Collin clapped his hands together and rubbed them briskly. “What are the evening’s plans, Mr. Miller?”
He looked out over the inlet. “How’s the water tonight?”
“Calm. Wind is out of the northwest at roughly five knots. Skies are clear. If I may, sir, I’d suggest a short sail out into open waters. Ms. Stephens might enjoy the night sky absent the city’s light pollution.” Collin gave her a small smile. “The stars are magnificent when viewed from the upper deck.”
“Please, call me Rachel.
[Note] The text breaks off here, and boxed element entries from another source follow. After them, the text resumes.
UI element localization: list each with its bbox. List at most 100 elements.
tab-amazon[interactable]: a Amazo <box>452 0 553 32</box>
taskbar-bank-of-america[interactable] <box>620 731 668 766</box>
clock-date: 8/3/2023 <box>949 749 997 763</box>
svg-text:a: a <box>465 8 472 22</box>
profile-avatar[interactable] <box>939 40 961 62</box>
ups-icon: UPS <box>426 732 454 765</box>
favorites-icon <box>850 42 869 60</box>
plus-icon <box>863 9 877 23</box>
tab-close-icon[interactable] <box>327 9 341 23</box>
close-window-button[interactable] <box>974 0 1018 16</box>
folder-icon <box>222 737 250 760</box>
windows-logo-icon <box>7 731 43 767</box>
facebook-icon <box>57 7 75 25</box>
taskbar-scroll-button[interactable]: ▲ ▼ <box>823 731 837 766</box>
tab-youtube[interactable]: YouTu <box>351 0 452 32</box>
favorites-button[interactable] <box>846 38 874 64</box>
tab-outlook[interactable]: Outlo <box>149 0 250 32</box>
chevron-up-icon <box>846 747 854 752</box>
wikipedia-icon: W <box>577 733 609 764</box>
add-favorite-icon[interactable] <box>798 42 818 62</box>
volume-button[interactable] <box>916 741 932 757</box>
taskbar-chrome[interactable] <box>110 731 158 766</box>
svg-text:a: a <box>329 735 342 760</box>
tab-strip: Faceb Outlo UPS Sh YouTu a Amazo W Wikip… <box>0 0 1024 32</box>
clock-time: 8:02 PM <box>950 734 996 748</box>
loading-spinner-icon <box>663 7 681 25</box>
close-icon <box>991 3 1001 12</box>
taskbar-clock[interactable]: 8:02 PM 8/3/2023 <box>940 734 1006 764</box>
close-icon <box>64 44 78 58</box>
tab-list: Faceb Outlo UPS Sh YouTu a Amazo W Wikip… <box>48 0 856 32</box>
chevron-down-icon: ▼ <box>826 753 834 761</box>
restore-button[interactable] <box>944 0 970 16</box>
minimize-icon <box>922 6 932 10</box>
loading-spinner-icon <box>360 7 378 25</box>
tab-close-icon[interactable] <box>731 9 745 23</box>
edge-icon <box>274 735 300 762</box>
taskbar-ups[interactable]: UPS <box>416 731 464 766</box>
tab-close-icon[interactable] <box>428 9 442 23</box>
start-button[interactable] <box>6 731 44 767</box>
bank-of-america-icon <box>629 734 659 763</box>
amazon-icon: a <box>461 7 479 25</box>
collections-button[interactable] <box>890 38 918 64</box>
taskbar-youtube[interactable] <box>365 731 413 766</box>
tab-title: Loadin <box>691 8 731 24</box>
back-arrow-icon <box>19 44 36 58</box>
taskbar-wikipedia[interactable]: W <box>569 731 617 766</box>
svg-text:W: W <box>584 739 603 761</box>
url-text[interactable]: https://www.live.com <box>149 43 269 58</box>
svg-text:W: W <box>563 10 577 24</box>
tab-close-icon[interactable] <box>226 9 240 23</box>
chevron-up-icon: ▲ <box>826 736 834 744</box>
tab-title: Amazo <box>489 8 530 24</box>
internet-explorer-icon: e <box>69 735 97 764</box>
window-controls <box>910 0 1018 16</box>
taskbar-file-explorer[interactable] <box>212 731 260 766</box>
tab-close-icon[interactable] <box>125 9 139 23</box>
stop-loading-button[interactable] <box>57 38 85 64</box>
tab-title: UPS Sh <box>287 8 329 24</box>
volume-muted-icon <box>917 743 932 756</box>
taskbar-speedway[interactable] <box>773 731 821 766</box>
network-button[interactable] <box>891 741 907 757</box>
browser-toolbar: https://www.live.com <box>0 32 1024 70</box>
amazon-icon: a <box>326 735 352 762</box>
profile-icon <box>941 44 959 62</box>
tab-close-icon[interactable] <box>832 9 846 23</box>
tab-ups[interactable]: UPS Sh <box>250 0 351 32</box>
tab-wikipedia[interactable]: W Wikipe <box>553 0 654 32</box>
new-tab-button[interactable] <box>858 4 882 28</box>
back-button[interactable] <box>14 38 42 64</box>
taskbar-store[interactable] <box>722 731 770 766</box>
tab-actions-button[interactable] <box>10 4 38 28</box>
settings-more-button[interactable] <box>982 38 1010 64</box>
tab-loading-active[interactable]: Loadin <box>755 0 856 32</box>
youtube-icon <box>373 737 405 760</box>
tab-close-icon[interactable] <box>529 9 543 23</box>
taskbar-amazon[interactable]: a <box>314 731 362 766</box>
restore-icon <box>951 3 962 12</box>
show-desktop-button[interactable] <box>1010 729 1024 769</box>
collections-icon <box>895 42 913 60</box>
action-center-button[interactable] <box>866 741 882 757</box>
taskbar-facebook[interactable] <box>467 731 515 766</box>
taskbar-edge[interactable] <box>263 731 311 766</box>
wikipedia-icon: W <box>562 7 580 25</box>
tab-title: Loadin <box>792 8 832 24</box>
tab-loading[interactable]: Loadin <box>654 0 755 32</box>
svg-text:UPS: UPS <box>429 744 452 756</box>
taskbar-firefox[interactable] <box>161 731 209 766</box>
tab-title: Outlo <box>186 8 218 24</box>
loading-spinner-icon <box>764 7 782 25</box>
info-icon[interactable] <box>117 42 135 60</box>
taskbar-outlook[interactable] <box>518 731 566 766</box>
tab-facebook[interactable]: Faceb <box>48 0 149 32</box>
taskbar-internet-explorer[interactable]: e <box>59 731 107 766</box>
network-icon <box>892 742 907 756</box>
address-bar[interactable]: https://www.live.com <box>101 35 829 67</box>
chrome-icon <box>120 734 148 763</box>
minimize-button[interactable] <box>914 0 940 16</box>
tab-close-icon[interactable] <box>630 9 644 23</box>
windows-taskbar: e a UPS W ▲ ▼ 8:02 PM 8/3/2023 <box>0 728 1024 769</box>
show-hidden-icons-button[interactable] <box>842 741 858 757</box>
And while it sounds lovely,” she murmured, “I wouldn’t want to create any unnecessary work.”
“Work is, by definition, necessary to one’s continued employment.” Collin gave Isaac a sharp nod. “I’ll have the captain point us to sea while I put together some finger foods and drinks.” He strode off with purpose, leaving Isaac and Rachel alone.
“Are you up for a short sail?”
She moved to the nearest railing and watched as the crew worked to release the moorings and push off from the dock. “It’s fine with me, though I’m not sure how my friend would reach me if I needed to call her.”
“The boat has Wi-Fi. The password is penniesandpounds.”
She snorted rather indelicately. “Of course it is.”
Isaac stepped up behind Rachel, pressing his chest to her back and resting his hands on either side of hers on the railing. “Do you need to call her, Rachel?”
She shook her head. “Do you do this with every date?”
“I don’t date.”
Leaning her head back, she rested against his shoulder and stared out across the dark water. “What about lovers? Surely you take a lover now and then.”
“I haven’t had a lover in... Let’s just say it’s been a very long time.”
She huffed out a small sound of disbelief.
“It’s the truth. I haven’t had the time or the inclination to get involved with anyone.”
“That’s a lonely way to live.”
“I’m surrounded by people all day every day. Each one of them is constantly making demands of me. By the end of the day, all I want is to sit down, alone, and have a beer in silence. No one asking me for anything. No one giving me news, bad or good, that requires my action. No one expecting me to fix whatever is currently broken. No one pitching me an idea from their mother’s bunco partner’s son’s grandson in the hopes they can bypass the process and have a direct ‘in’ to the decision makers.